Меня умилила горячность, с которой она защищает отеческие гробы, и я уже окончательно решила, что непременно расскажу ей...

Сквозь железные ворота мы вошли на кладбище, и стоило мне увидеть все эти венки с памятниками, зеленую траву на могилках, как слезы ручьем хлынули у меня из глаз.

– Ты что? – строго спросила Инесса. – Немедленно возвращаемся, все никак не могу привыкнуть к твоей чувствительности, черт меня дернул уже не в первый раз...

– О нет! – схватила я ее за руки. – Это я так... маму вспомнила... Не сердись на меня, я тебе хочу рассказать одну вещь, и именно здесь. Только обещай...

– Обещаю, – сказала она, глядя на меня с жалостью и тревогой. – Никому.

– Постой, надо где-нибудь сесть...

«Мудрость их поведеят люди, и похвалу их исповесть церковь: телесе их в мире погребена была, а имена их живут в роде» – было написано по-церковнославянски над старым желтым склепом, к которому целеустремленно подвела меня Инесса. Мы сели возле него на почерневшую от времени лавочку, и я начала. Рядом, на высокой колонне, ангел из темного камня, упираясь лбом в крест, стоял на коленях, страдая за всех, но более – за того или за тех, кто покоился в этом склепе.

– У меня есть тайна...

– У всех есть тайна, – сдержанно кивнула Инесса. – И тебе непременно надо рассказать ее, именно здесь и именно сейчас?

– О да! – горячо воскликнула я, продолжая цепляться за ее руки. – Это то самое место... Недаром я упомянула про маму, эта тайна касается и ее, ее и еще одного человека!

Что-то дрогнуло в лице Инессы.

– Второй муж матери, мой отчим...

– Погоди, – весьма невежливо перебила она меня. – Зинаида Кирилловна рассказывала об этом. Отчим оказался негодяем, из-за него твоя мама стала болеть и в конце концов умерла...

– Так ты знаешь! – разочарованно воскликнула я. – Оказывается, тетя Зина...

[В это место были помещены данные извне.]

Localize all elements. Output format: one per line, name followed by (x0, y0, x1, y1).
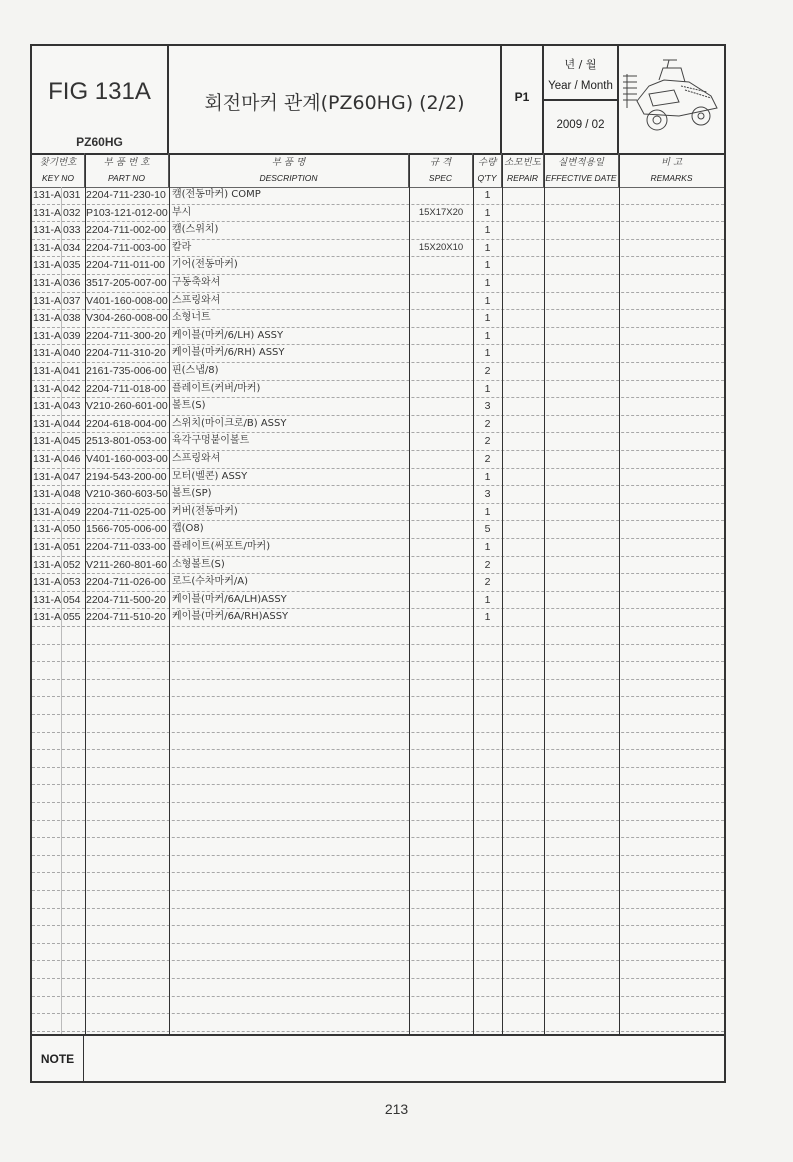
col-header-remarks: 비 고REMARKS (619, 153, 724, 187)
key-no-cell: 053 (63, 574, 85, 591)
spec-cell (409, 222, 473, 239)
part-no-cell: 2204-711-310-20 (86, 345, 168, 362)
quantity-cell: 1 (473, 539, 502, 556)
key-no-prefix-cell: 131-A (33, 539, 61, 556)
spec-cell (409, 398, 473, 415)
description-cell: 스프링와셔 (172, 451, 410, 468)
quantity-cell: 5 (473, 521, 502, 538)
table-row: 131-A048V210-360-603-50볼트(SP)3 (32, 486, 724, 504)
description-cell: 캠(스위치) (172, 222, 410, 239)
description-cell: 볼트(S) (172, 398, 410, 415)
quantity-cell: 1 (473, 328, 502, 345)
key-no-prefix-cell: 131-A (33, 398, 61, 415)
table-row (32, 750, 724, 768)
table-row: 131-A0492204-711-025-00커버(전동마커)1 (32, 504, 724, 522)
description-cell: 육각구멍붙이볼트 (172, 433, 410, 450)
quantity-cell: 2 (473, 451, 502, 468)
key-no-prefix-cell: 131-A (33, 240, 61, 257)
table-row: 131-A046V401-160-003-00스프링와셔2 (32, 451, 724, 469)
table-row (32, 926, 724, 944)
description-cell: 모터(벨콘) ASSY (172, 469, 410, 486)
description-cell: 칼라 (172, 240, 410, 257)
column-divider (502, 153, 503, 1036)
quantity-cell: 1 (473, 257, 502, 274)
table-row: 131-A032P103-121-012-00부시15X17X201 (32, 205, 724, 223)
part-no-cell: 2204-618-004-00 (86, 416, 168, 433)
key-no-prefix-cell: 131-A (33, 257, 61, 274)
key-no-prefix-cell: 131-A (33, 609, 61, 626)
key-no-cell: 050 (63, 521, 85, 538)
table-row: 131-A0422204-711-018-00플레이트(커버/마커)1 (32, 381, 724, 399)
description-cell: 소형볼트(S) (172, 557, 410, 574)
col-header-repair: 소모빈도REPAIR (502, 153, 544, 187)
table-row: 131-A0512204-711-033-00플레이트(써포트/마커)1 (32, 539, 724, 557)
spec-cell (409, 504, 473, 521)
description-cell: 소형너트 (172, 310, 410, 327)
spec-cell (409, 345, 473, 362)
table-row (32, 909, 724, 927)
key-no-prefix-cell: 131-A (33, 293, 61, 310)
spec-cell (409, 416, 473, 433)
table-row: 131-A0412161-735-006-00핀(스냅/8)2 (32, 363, 724, 381)
quantity-cell: 1 (473, 504, 502, 521)
quantity-cell: 2 (473, 416, 502, 433)
table-row (32, 856, 724, 874)
year-month-label-en: Year / Month (544, 80, 617, 92)
key-no-prefix-cell: 131-A (33, 275, 61, 292)
table-row (32, 944, 724, 962)
key-no-prefix-cell: 131-A (33, 433, 61, 450)
table-row: 131-A0532204-711-026-00로드(수차마커/A)2 (32, 574, 724, 592)
part-no-cell: 2204-711-025-00 (86, 504, 168, 521)
quantity-cell: 1 (473, 381, 502, 398)
key-no-prefix-cell: 131-A (33, 574, 61, 591)
quantity-cell: 3 (473, 398, 502, 415)
spec-cell (409, 557, 473, 574)
part-no-cell: 2204-711-002-00 (86, 222, 168, 239)
key-no-cell: 031 (63, 187, 85, 204)
description-cell: 부시 (172, 205, 410, 222)
table-row: 131-A0342204-711-003-00칼라15X20X101 (32, 240, 724, 258)
col-header-description: 부 품 명DESCRIPTION (169, 153, 409, 187)
table-row (32, 1014, 724, 1032)
part-no-cell: 2204-711-003-00 (86, 240, 168, 257)
part-no-cell: 2194-543-200-00 (86, 469, 168, 486)
column-divider (619, 153, 620, 1036)
table-row: 131-A0472194-543-200-00모터(벨콘) ASSY1 (32, 469, 724, 487)
spec-cell (409, 609, 473, 626)
quantity-cell: 1 (473, 275, 502, 292)
spec-cell: 15X17X20 (409, 205, 473, 222)
part-no-cell: 2204-711-026-00 (86, 574, 168, 591)
key-subdivider (61, 187, 62, 1034)
quantity-cell: 1 (473, 310, 502, 327)
spec-cell: 15X20X10 (409, 240, 473, 257)
key-no-cell: 041 (63, 363, 85, 380)
spec-cell (409, 328, 473, 345)
part-no-cell: 1566-705-006-00 (86, 521, 168, 538)
spec-cell (409, 521, 473, 538)
description-cell: 볼트(SP) (172, 486, 410, 503)
part-no-cell: V401-160-003-00 (86, 451, 168, 468)
key-no-cell: 032 (63, 205, 85, 222)
key-no-cell: 034 (63, 240, 85, 257)
key-no-prefix-cell: 131-A (33, 469, 61, 486)
note-label: NOTE (32, 1036, 84, 1083)
table-row (32, 821, 724, 839)
spec-cell (409, 486, 473, 503)
key-no-prefix-cell: 131-A (33, 557, 61, 574)
description-cell: 케이블(마커/6A/LH)ASSY (172, 592, 410, 609)
quantity-cell: 2 (473, 557, 502, 574)
key-no-prefix-cell: 131-A (33, 363, 61, 380)
quantity-cell: 1 (473, 240, 502, 257)
column-divider (85, 153, 86, 1036)
table-row (32, 873, 724, 891)
key-no-cell: 045 (63, 433, 85, 450)
key-no-cell: 037 (63, 293, 85, 310)
table-row: 131-A0552204-711-510-20케이블(마커/6A/RH)ASSY… (32, 609, 724, 627)
description-cell: 스위치(마이크로/B) ASSY (172, 416, 410, 433)
spec-cell (409, 363, 473, 380)
key-no-cell: 055 (63, 609, 85, 626)
quantity-cell: 2 (473, 363, 502, 380)
col-header-spec: 규 격SPEC (409, 153, 473, 187)
spec-cell (409, 539, 473, 556)
key-no-cell: 035 (63, 257, 85, 274)
table-row (32, 733, 724, 751)
key-no-cell: 042 (63, 381, 85, 398)
spec-cell (409, 187, 473, 204)
key-no-prefix-cell: 131-A (33, 504, 61, 521)
quantity-cell: 2 (473, 433, 502, 450)
table-row: 131-A0363517-205-007-00구동축와셔1 (32, 275, 724, 293)
key-no-cell: 038 (63, 310, 85, 327)
col-header-part-no: 부 품 번 호PART NO (85, 153, 169, 187)
description-cell: 케이블(마커/6/RH) ASSY (172, 345, 410, 362)
table-row (32, 785, 724, 803)
quantity-cell: 1 (473, 293, 502, 310)
key-no-prefix-cell: 131-A (33, 328, 61, 345)
year-month-cell: 년 / 월 Year / Month 2009 / 02 (544, 46, 619, 153)
key-no-cell: 036 (63, 275, 85, 292)
description-cell: 커버(전동마커) (172, 504, 410, 521)
description-cell: 핀(스냅/8) (172, 363, 410, 380)
description-cell: 플레이트(써포트/마커) (172, 539, 410, 556)
parts-list-sheet: FIG 131A PZ60HG 회전마커 관계(PZ60HG) (2/2) P1… (30, 44, 726, 1083)
table-row (32, 697, 724, 715)
table-row: 131-A0392204-711-300-20케이블(마커/6/LH) ASSY… (32, 328, 724, 346)
spec-cell (409, 451, 473, 468)
quantity-cell: 1 (473, 592, 502, 609)
part-no-cell: P103-121-012-00 (86, 205, 168, 222)
key-no-cell: 040 (63, 345, 85, 362)
quantity-cell: 1 (473, 469, 502, 486)
machine-illustration (619, 46, 724, 153)
table-row (32, 997, 724, 1015)
part-no-cell: V211-260-801-60 (86, 557, 168, 574)
key-no-cell: 049 (63, 504, 85, 521)
description-cell: 구동축와셔 (172, 275, 410, 292)
table-row (32, 627, 724, 645)
page-number: 213 (0, 1101, 793, 1117)
title-cell: 회전마커 관계(PZ60HG) (2/2) (169, 46, 502, 153)
key-no-cell: 051 (63, 539, 85, 556)
description-cell: 기어(전동마커) (172, 257, 410, 274)
table-row: 131-A0501566-705-006-00캡(O8)5 (32, 521, 724, 539)
part-no-cell: 2204-711-500-20 (86, 592, 168, 609)
table-row (32, 891, 724, 909)
table-row: 131-A0352204-711-011-00기어(전동마커)1 (32, 257, 724, 275)
key-no-prefix-cell: 131-A (33, 205, 61, 222)
key-no-prefix-cell: 131-A (33, 416, 61, 433)
quantity-cell: 1 (473, 222, 502, 239)
column-divider (473, 153, 474, 1036)
table-row: 131-A0332204-711-002-00캠(스위치)1 (32, 222, 724, 240)
table-row: 131-A037V401-160-008-00스프링와셔1 (32, 293, 724, 311)
key-no-prefix-cell: 131-A (33, 381, 61, 398)
table-row: 131-A0312204-711-230-10캠(전동마커) COMP1 (32, 187, 724, 205)
key-no-prefix-cell: 131-A (33, 187, 61, 204)
quantity-cell: 1 (473, 187, 502, 204)
part-no-cell: 2204-711-033-00 (86, 539, 168, 556)
page-title: 회전마커 관계(PZ60HG) (2/2) (169, 88, 500, 115)
part-no-cell: 2513-801-053-00 (86, 433, 168, 450)
key-no-cell: 044 (63, 416, 85, 433)
quantity-cell: 1 (473, 345, 502, 362)
table-row (32, 680, 724, 698)
description-cell: 로드(수차마커/A) (172, 574, 410, 591)
table-row (32, 768, 724, 786)
description-cell: 케이블(마커/6A/RH)ASSY (172, 609, 410, 626)
key-no-prefix-cell: 131-A (33, 310, 61, 327)
sheet-header: FIG 131A PZ60HG 회전마커 관계(PZ60HG) (2/2) P1… (32, 46, 724, 155)
table-row: 131-A0442204-618-004-00스위치(마이크로/B) ASSY2 (32, 416, 724, 434)
key-no-cell: 033 (63, 222, 85, 239)
spec-cell (409, 275, 473, 292)
spec-cell (409, 293, 473, 310)
description-cell: 케이블(마커/6/LH) ASSY (172, 328, 410, 345)
key-no-cell: 039 (63, 328, 85, 345)
description-cell: 캡(O8) (172, 521, 410, 538)
quantity-cell: 2 (473, 574, 502, 591)
key-no-cell: 052 (63, 557, 85, 574)
key-no-cell: 054 (63, 592, 85, 609)
table-row (32, 838, 724, 856)
table-row: 131-A0452513-801-053-00육각구멍붙이볼트2 (32, 433, 724, 451)
description-cell: 스프링와셔 (172, 293, 410, 310)
spec-cell (409, 592, 473, 609)
part-no-cell: 2161-735-006-00 (86, 363, 168, 380)
figure-cell: FIG 131A PZ60HG (32, 46, 169, 153)
table-row (32, 803, 724, 821)
table-row: 131-A043V210-260-601-00볼트(S)3 (32, 398, 724, 416)
key-no-prefix-cell: 131-A (33, 222, 61, 239)
part-no-cell: 3517-205-007-00 (86, 275, 168, 292)
note-section: NOTE (32, 1034, 724, 1083)
description-cell: 플레이트(커버/마커) (172, 381, 410, 398)
part-no-cell: V304-260-008-00 (86, 310, 168, 327)
spec-cell (409, 381, 473, 398)
table-row: 131-A052V211-260-801-60소형볼트(S)2 (32, 557, 724, 575)
rice-transplanter-icon (619, 46, 724, 151)
table-row (32, 715, 724, 733)
description-cell: 캠(전동마커) COMP (172, 187, 410, 204)
year-month-value: 2009 / 02 (544, 119, 617, 131)
col-header-effective-date: 실변적용일EFFECTIVE DATE (544, 153, 619, 187)
part-no-cell: V401-160-008-00 (86, 293, 168, 310)
spec-cell (409, 469, 473, 486)
spec-cell (409, 574, 473, 591)
part-no-cell: 2204-711-300-20 (86, 328, 168, 345)
figure-number: FIG 131A (32, 78, 167, 106)
part-no-cell: 2204-711-018-00 (86, 381, 168, 398)
spec-cell (409, 257, 473, 274)
year-month-label-ko: 년 / 월 (544, 56, 617, 72)
table-row: 131-A0542204-711-500-20케이블(마커/6A/LH)ASSY… (32, 592, 724, 610)
part-no-cell: V210-260-601-00 (86, 398, 168, 415)
key-no-cell: 048 (63, 486, 85, 503)
column-divider (169, 153, 170, 1036)
col-header-key-no: 찾기번호KEY NO (32, 153, 85, 187)
table-row: 131-A038V304-260-008-00소형너트1 (32, 310, 724, 328)
part-no-cell: V210-360-603-50 (86, 486, 168, 503)
key-no-cell: 047 (63, 469, 85, 486)
spec-cell (409, 433, 473, 450)
page-code: P1 (502, 90, 542, 104)
key-no-prefix-cell: 131-A (33, 345, 61, 362)
column-header-row: 찾기번호KEY NO 부 품 번 호PART NO 부 품 명DESCRIPTI… (32, 153, 724, 188)
model-name: PZ60HG (32, 135, 167, 149)
page-code-cell: P1 (502, 46, 544, 153)
col-header-qty: 수량Q'TY (473, 153, 502, 187)
column-divider (544, 153, 545, 1036)
table-row (32, 961, 724, 979)
quantity-cell: 1 (473, 205, 502, 222)
key-no-prefix-cell: 131-A (33, 451, 61, 468)
spec-cell (409, 310, 473, 327)
key-no-prefix-cell: 131-A (33, 521, 61, 538)
part-no-cell: 2204-711-510-20 (86, 609, 168, 626)
key-no-cell: 046 (63, 451, 85, 468)
part-no-cell: 2204-711-011-00 (86, 257, 168, 274)
part-no-cell: 2204-711-230-10 (86, 187, 168, 204)
key-no-prefix-cell: 131-A (33, 592, 61, 609)
table-row: 131-A0402204-711-310-20케이블(마커/6/RH) ASSY… (32, 345, 724, 363)
column-divider (409, 153, 410, 1036)
quantity-cell: 1 (473, 609, 502, 626)
key-no-cell: 043 (63, 398, 85, 415)
table-row (32, 645, 724, 663)
table-row (32, 662, 724, 680)
quantity-cell: 3 (473, 486, 502, 503)
table-row (32, 979, 724, 997)
key-no-prefix-cell: 131-A (33, 486, 61, 503)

– Она ненавидит этого человека и, при всей своей скромности, не могла молчать, сколько раз я была свидетельницей гневных монологов в адрес Вадима Петровича...

– Ты даже имя его знаешь! – нахмурилась я.

– Не торопись сожалеть о том, что решила открыть мне душу, – остановила меня Инесса, как-то странно, напряженно глядя на меня. – Я очень много думала о тебе и обо всей этой истории.